Python for Bioinformatics: Strang's Linear Algebra

Friday, March 5, 2010

Strang's Linear Algebra

I've been working on linear algebra. I bought Gilbert Strang's book, and I've also been watching the videos of his lectures that are on MIT's ocw (link page). As you'll know if you read my earlier posts about calculus, I think he is just terrific, one of the best teachers I've ever seen. My goal is to understand the subject well enough to really comprehend where eigenvalues and eigenvectors come from, and why they do what they do. Plus a few more things, like singular value decomposition.

I don't plan to post about all of that here. Just go watch the video!

But he explains matrix "invertibility" and its connection to systems of equations in a way that is just beautiful. Here is his example. Suppose we have:

 x - 2y =  1
3x + 2y = 11

There are many ways to solve this. We could just add the two equations, cancel the y term, solve for x ( = 3), and then get y by back-substitution ( = 1). Or, we might use the elimination method, and subtract 3 times the first equation from the second one, giving:

 x - 2y = 1
     8y = 8

      y = 1

Now we have y from the second equation and can back-substitute to get x.

We could also graph the lines and find the point where they cross. That point solves both equations.

But the coolest way is this. Rewrite the equations in matrix / vector form:

A x = b

(The duplication of symbols is unfortunate, here x is a vector, while x is a scalar. If this bothers you just substitute x₁ for x and x₂ for y).

A x = b
[ 1  -2 ] [ x ]  = [  1 ]
[ 3   2 ] [ y ]    [ 11 ]

We can think of this as follows: x and y are scalars, constants to be chosen such that this linear combination of the columns of A gives b:

x [ 1 ] + y [ -2 ]  =  [  1 ]
  [ 3 ]     [  2 ]     [ 11 ]

3 [ 1 ] + 1 [ -2 ]  =  [  1 ]
  [ 3 ]     [  2 ]     [ 11 ]

And, since we already solved the system (above) we can see that 3 of column one of A plus 1 of column two of A equals b.

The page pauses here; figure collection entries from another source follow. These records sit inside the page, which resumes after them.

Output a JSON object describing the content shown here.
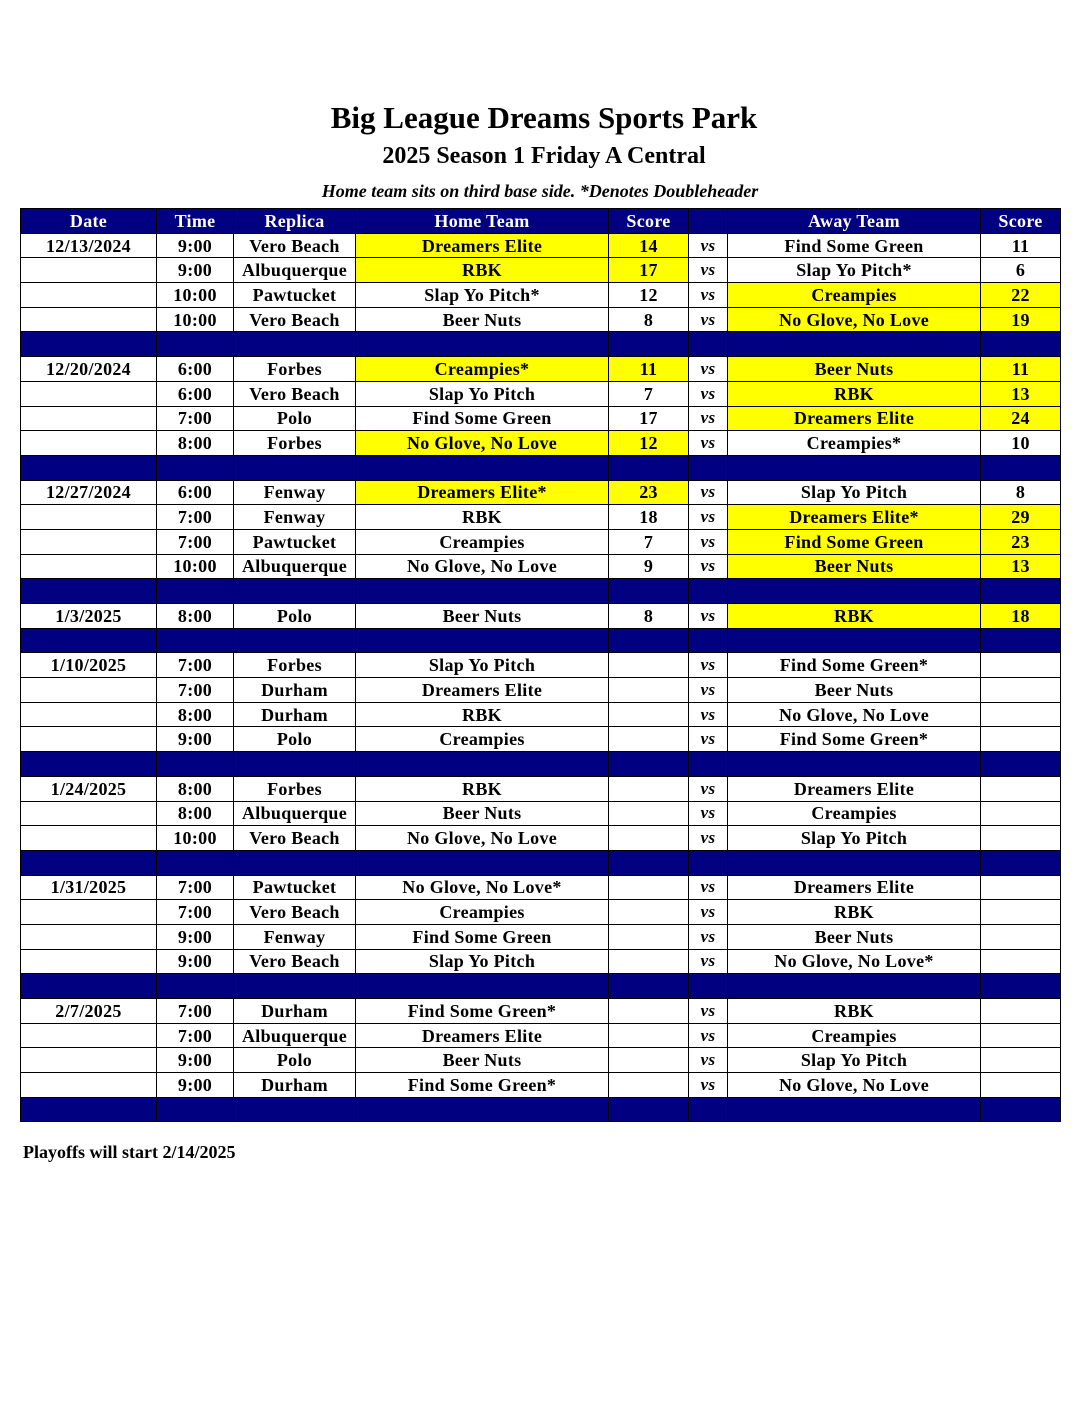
{
  "header": {
    "title": "Big League Dreams Sports Park",
    "subtitle": "2025 Season 1 Friday A Central",
    "note": "Home team sits on third base side.  *Denotes Doubleheader"
  },
  "columns": [
    "Date",
    "Time",
    "Replica",
    "Home Team",
    "Score",
    "",
    "Away Team",
    "Score"
  ],
  "vs_label": "vs",
  "colors": {
    "header_bg": "#000080",
    "winner_highlight": "#ffff00"
  },
  "rows": [
    {
      "date": "12/13/2024",
      "time": "9:00",
      "replica": "Vero Beach",
      "home": "Dreamers Elite",
      "home_score": "14",
      "away": "Find Some Green",
      "away_score": "11",
      "home_hl": true,
      "away_hl": false
    },
    {
      "date": "",
      "time": "9:00",
      "replica": "Albuquerque",
      "home": "RBK",
      "home_score": "17",
      "away": "Slap Yo Pitch*",
      "away_score": "6",
      "home_hl": true,
      "away_hl": false
    },
    {
      "date": "",
      "time": "10:00",
      "replica": "Pawtucket",
      "home": "Slap Yo Pitch*",
      "home_score": "12",
      "away": "Creampies",
      "away_score": "22",
      "home_hl": false,
      "away_hl": true
    },
    {
      "date": "",
      "time": "10:00",
      "replica": "Vero Beach",
      "home": "Beer Nuts",
      "home_score": "8",
      "away": "No Glove, No Love",
      "away_score": "19",
      "home_hl": false,
      "away_hl": true
    },
    {
      "sep": true
    },
    {
      "date": "12/20/2024",
      "time": "6:00",
      "replica": "Forbes",
      "home": "Creampies*",
      "home_score": "11",
      "away": "Beer Nuts",
      "away_score": "11",
      "home_hl": true,
      "away_hl": true
    },
    {
      "date": "",
      "time": "6:00",
      "replica": "Vero Beach",
      "home": "Slap Yo Pitch",
      "home_score": "7",
      "away": "RBK",
      "away_score": "13",
      "home_hl": false,
      "away_hl": true
    },
    {
      "date": "",
      "time": "7:00",
      "replica": "Polo",
      "home": "Find Some Green",
      "home_score": "17",
      "away": "Dreamers Elite",
      "away_score": "24",
      "home_hl": false,
      "away_hl": true
    },
    {
      "date": "",
      "time": "8:00",
      "replica": "Forbes",
      "home": "No Glove, No Love",
      "home_score": "12",
      "away": "Creampies*",
      "away_score": "10",
      "home_hl": true,
      "away_hl": false
    },
    {
      "sep": true
    },
    {
      "date": "12/27/2024",
      "time": "6:00",
      "replica": "Fenway",
      "home": "Dreamers Elite*",
      "home_score": "23",
      "away": "Slap Yo Pitch",
      "away_score": "8",
      "home_hl": true,
      "away_hl": false
    },
    {
      "date": "",
      "time": "7:00",
      "replica": "Fenway",
      "home": "RBK",
      "home_score": "18",
      "away": "Dreamers Elite*",
      "away_score": "29",
      "home_hl": false,
      "away_hl": true
    },
    {
      "date": "",
      "time": "7:00",
      "replica": "Pawtucket",
      "home": "Creampies",
      "home_score": "7",
      "away": "Find Some Green",
      "away_score": "23",
      "home_hl": false,
      "away_hl": true
    },
    {
      "date": "",
      "time": "10:00",
      "replica": "Albuquerque",
      "home": "No Glove, No Love",
      "home_score": "9",
      "away": "Beer Nuts",
      "away_score": "13",
      "home_hl": false,
      "away_hl": true
    },
    {
      "sep": true
    },
    {
      "date": "1/3/2025",
      "time": "8:00",
      "replica": "Polo",
      "home": "Beer Nuts",
      "home_score": "8",
      "away": "RBK",
      "away_score": "18",
      "home_hl": false,
      "away_hl": true
    },
    {
      "sep": true
    },
    {
      "date": "1/10/2025",
      "time": "7:00",
      "replica": "Forbes",
      "home": "Slap Yo Pitch",
      "home_score": "",
      "away": "Find Some Green*",
      "away_score": ""
    },
    {
      "date": "",
      "time": "7:00",
      "replica": "Durham",
      "home": "Dreamers Elite",
      "home_score": "",
      "away": "Beer Nuts",
      "away_score": ""
    },
    {
      "date": "",
      "time": "8:00",
      "replica": "Durham",
      "home": "RBK",
      "home_score": "",
      "away": "No Glove, No Love",
      "away_score": ""
    },
    {
      "date": "",
      "time": "9:00",
      "replica": "Polo",
      "home": "Creampies",
      "home_score": "",
      "away": "Find Some Green*",
      "away_score": ""
    },
    {
      "sep": true
    },
    {
      "date": "1/24/2025",
      "time": "8:00",
      "replica": "Forbes",
      "home": "RBK",
      "home_score": "",
      "away": "Dreamers Elite",
      "away_score": ""
    },
    {
      "date": "",
      "time": "8:00",
      "replica": "Albuquerque",
      "home": "Beer Nuts",
      "home_score": "",
      "away": "Creampies",
      "away_score": ""
    },
    {
      "date": "",
      "time": "10:00",
      "replica": "Vero Beach",
      "home": "No Glove, No Love",
      "home_score": "",
      "away": "Slap Yo Pitch",
      "away_score": ""
    },
    {
      "sep": true
    },
    {
      "date": "1/31/2025",
      "time": "7:00",
      "replica": "Pawtucket",
      "home": "No Glove, No Love*",
      "home_score": "",
      "away": "Dreamers Elite",
      "away_score": ""
    },
    {
      "date": "",
      "time": "7:00",
      "replica": "Vero Beach",
      "home": "Creampies",
      "home_score": "",
      "away": "RBK",
      "away_score": ""
    },
    {
      "date": "",
      "time": "9:00",
      "replica": "Fenway",
      "home": "Find Some Green",
      "home_score": "",
      "away": "Beer Nuts",
      "away_score": ""
    },
    {
      "date": "",
      "time": "9:00",
      "replica": "Vero Beach",
      "home": "Slap Yo Pitch",
      "home_score": "",
      "away": "No Glove, No Love*",
      "away_score": ""
    },
    {
      "sep": true
    },
    {
      "date": "2/7/2025",
      "time": "7:00",
      "replica": "Durham",
      "home": "Find Some Green*",
      "home_score": "",
      "away": "RBK",
      "away_score": ""
    },
    {
      "date": "",
      "time": "7:00",
      "replica": "Albuquerque",
      "home": "Dreamers Elite",
      "home_score": "",
      "away": "Creampies",
      "away_score": ""
    },
    {
      "date": "",
      "time": "9:00",
      "replica": "Polo",
      "home": "Beer Nuts",
      "home_score": "",
      "away": "Slap Yo Pitch",
      "away_score": ""
    },
    {
      "date": "",
      "time": "9:00",
      "replica": "Durham",
      "home": "Find Some Green*",
      "home_score": "",
      "away": "No Glove, No Love",
      "away_score": ""
    },
    {
      "sep": true
    }
  ],
  "footer": "Playoffs will start 2/14/2025"
}
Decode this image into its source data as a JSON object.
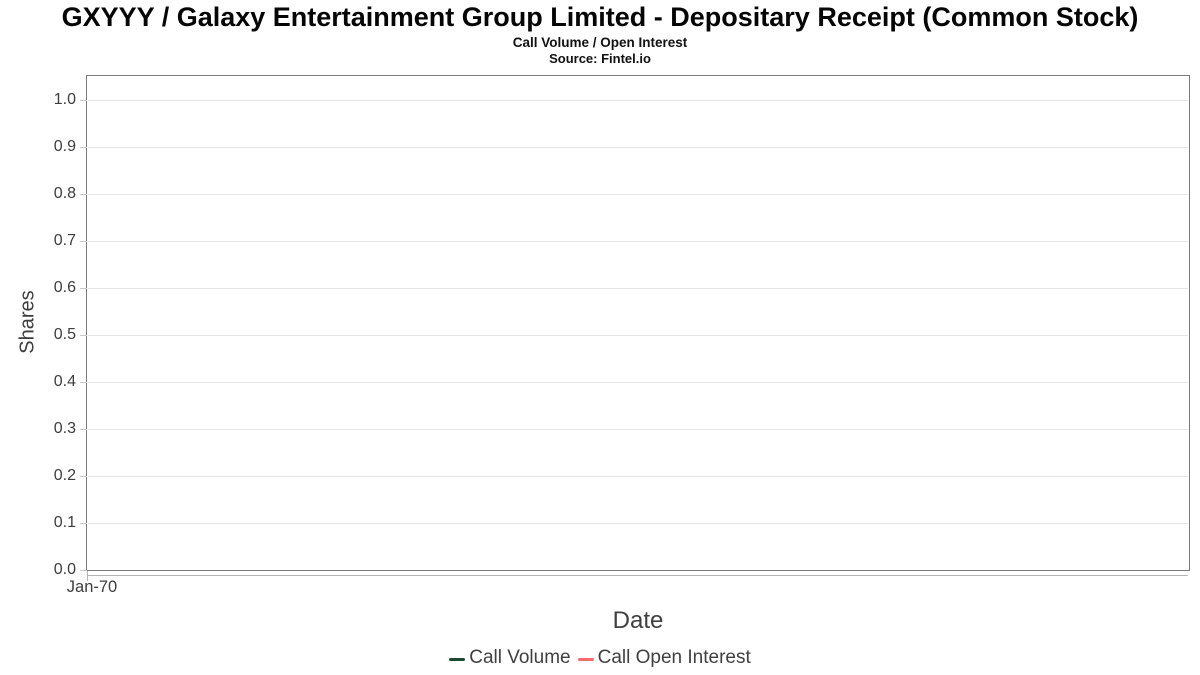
{
  "header": {
    "title": "GXYYY / Galaxy Entertainment Group Limited - Depositary Receipt (Common Stock)",
    "subtitle": "Call Volume / Open Interest",
    "source": "Source: Fintel.io"
  },
  "y_axis": {
    "label": "Shares",
    "ticks": [
      "1.0",
      "0.9",
      "0.8",
      "0.7",
      "0.6",
      "0.5",
      "0.4",
      "0.3",
      "0.2",
      "0.1",
      "0.0"
    ]
  },
  "x_axis": {
    "label": "Date",
    "ticks": [
      "Jan-70"
    ]
  },
  "legend": {
    "items": [
      {
        "name": "Call Volume",
        "color": "#1d4b32"
      },
      {
        "name": "Call Open Interest",
        "color": "#f96a6a"
      }
    ]
  },
  "colors": {
    "background": "#ffffff",
    "plot_border": "#7b7b7b",
    "gridline": "#e5e5e5",
    "axis_line": "#b5b5b5",
    "tick_text": "#3d3d3d",
    "call_volume": "#1d4b32",
    "call_open_interest": "#f96a6a"
  },
  "chart_data": {
    "type": "line",
    "title": "GXYYY / Galaxy Entertainment Group Limited - Depositary Receipt (Common Stock)",
    "subtitle": "Call Volume / Open Interest",
    "source": "Source: Fintel.io",
    "xlabel": "Date",
    "ylabel": "Shares",
    "x_tick_labels": [
      "Jan-70"
    ],
    "y_tick_labels": [
      "0.0",
      "0.1",
      "0.2",
      "0.3",
      "0.4",
      "0.5",
      "0.6",
      "0.7",
      "0.8",
      "0.9",
      "1.0"
    ],
    "ylim": [
      0,
      1.05
    ],
    "grid": true,
    "legend_position": "bottom-center",
    "series": [
      {
        "name": "Call Volume",
        "color": "#1d4b32",
        "x": [],
        "y": []
      },
      {
        "name": "Call Open Interest",
        "color": "#f96a6a",
        "x": [],
        "y": []
      }
    ]
  }
}
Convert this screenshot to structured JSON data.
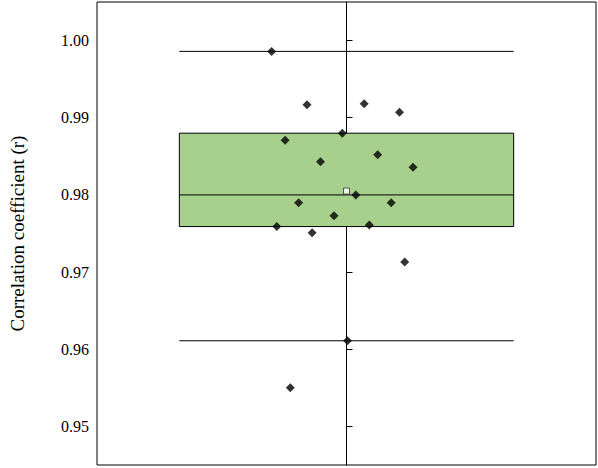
{
  "chart_data": {
    "type": "boxplot",
    "ylabel": "Correlation coefficient (r)",
    "ylim": [
      0.945,
      1.005
    ],
    "yticks": [
      0.95,
      0.96,
      0.97,
      0.98,
      0.99,
      {
        "value": 1,
        "label": "1.00"
      }
    ],
    "tick_labels": "y",
    "grid": false,
    "color": "#a8d08d",
    "marker": "diamond",
    "box": {
      "min": 0.9611,
      "q1": 0.9759,
      "median": 0.98,
      "q3": 0.988,
      "max": 0.9986,
      "mean": 0.9805
    },
    "values": [
      0.9986,
      0.9918,
      0.9917,
      0.9907,
      0.988,
      0.9871,
      0.9852,
      0.9843,
      0.9836,
      0.98,
      0.979,
      0.979,
      0.9773,
      0.9759,
      0.9761,
      0.9751,
      0.9713,
      0.9611,
      0.955
    ]
  }
}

These columns can be seen as vectors on the x,y plane! We go out 3 in the +x direction and then 9 in the +y direction; in phase two we come back 2 in the x direction but up 2 more in the +y direction, and we arrive at b.

The best part about this vector picture using the columns of A is that I can understand what is happening when a system of equations does not have a solution, and why that's equivalent to the matrix A not having an inverse, and also to there existing non-zero x and/or y (i.e. non-zero x) such that A x = 0.

Suppose that there did exist non-zero x such that:

[ 1  -2 ] [ x ]  = [ 0 ]
[ 3   2 ] [ y ]    [ 0 ]

In fact, let's change the matrix A so that there is such an x and y:

[ 1  -2 ] [ x ]  = [ 0 ]
[ 3  -6 ] [ y ]    [ 0 ]

What this says is that having moved out

x [ 1 ]
  [ 3 ]

then we can still get back to

[ 0 ]
[ 0 ]

by adding some amount of

[ -2 ]
[ -6 ]

The only way this can happen is if the two columns point in the same direction (or exactly opposite) in 2D space. They must be on the same line going through 0,0.

All the rest of 2D space is unreachable using linear combinations of these columns, and that's why most b's do not have a solution x given this A. You can't get there from here. Furthermore, it explains why A does not have an inverse. Suppose there is a non-zero x such that

A x = 0

and A^-1 exists, such that

A^-1 A = I

That would mean:

A^-1 A x = A^-1 0
A^-1 A x = 0
I x = 0

which is impossible unless x is the zero vector.

This extends naturally to 3D space.

If the three columns of a 3 x 3 matrix A, seen as vectors, all lie in the same plane (say, the xz-plane), then there is no way to reach a point that does not have y = 0, that is not already in the xz-plane!. Usually two of the vectors would be sufficient to reach every point in the plane (by some linear combination), and that would mean that the third is a linear combination of the first two, so they are not independent.

I think this is just wonderful. Thanks, Professor Strang.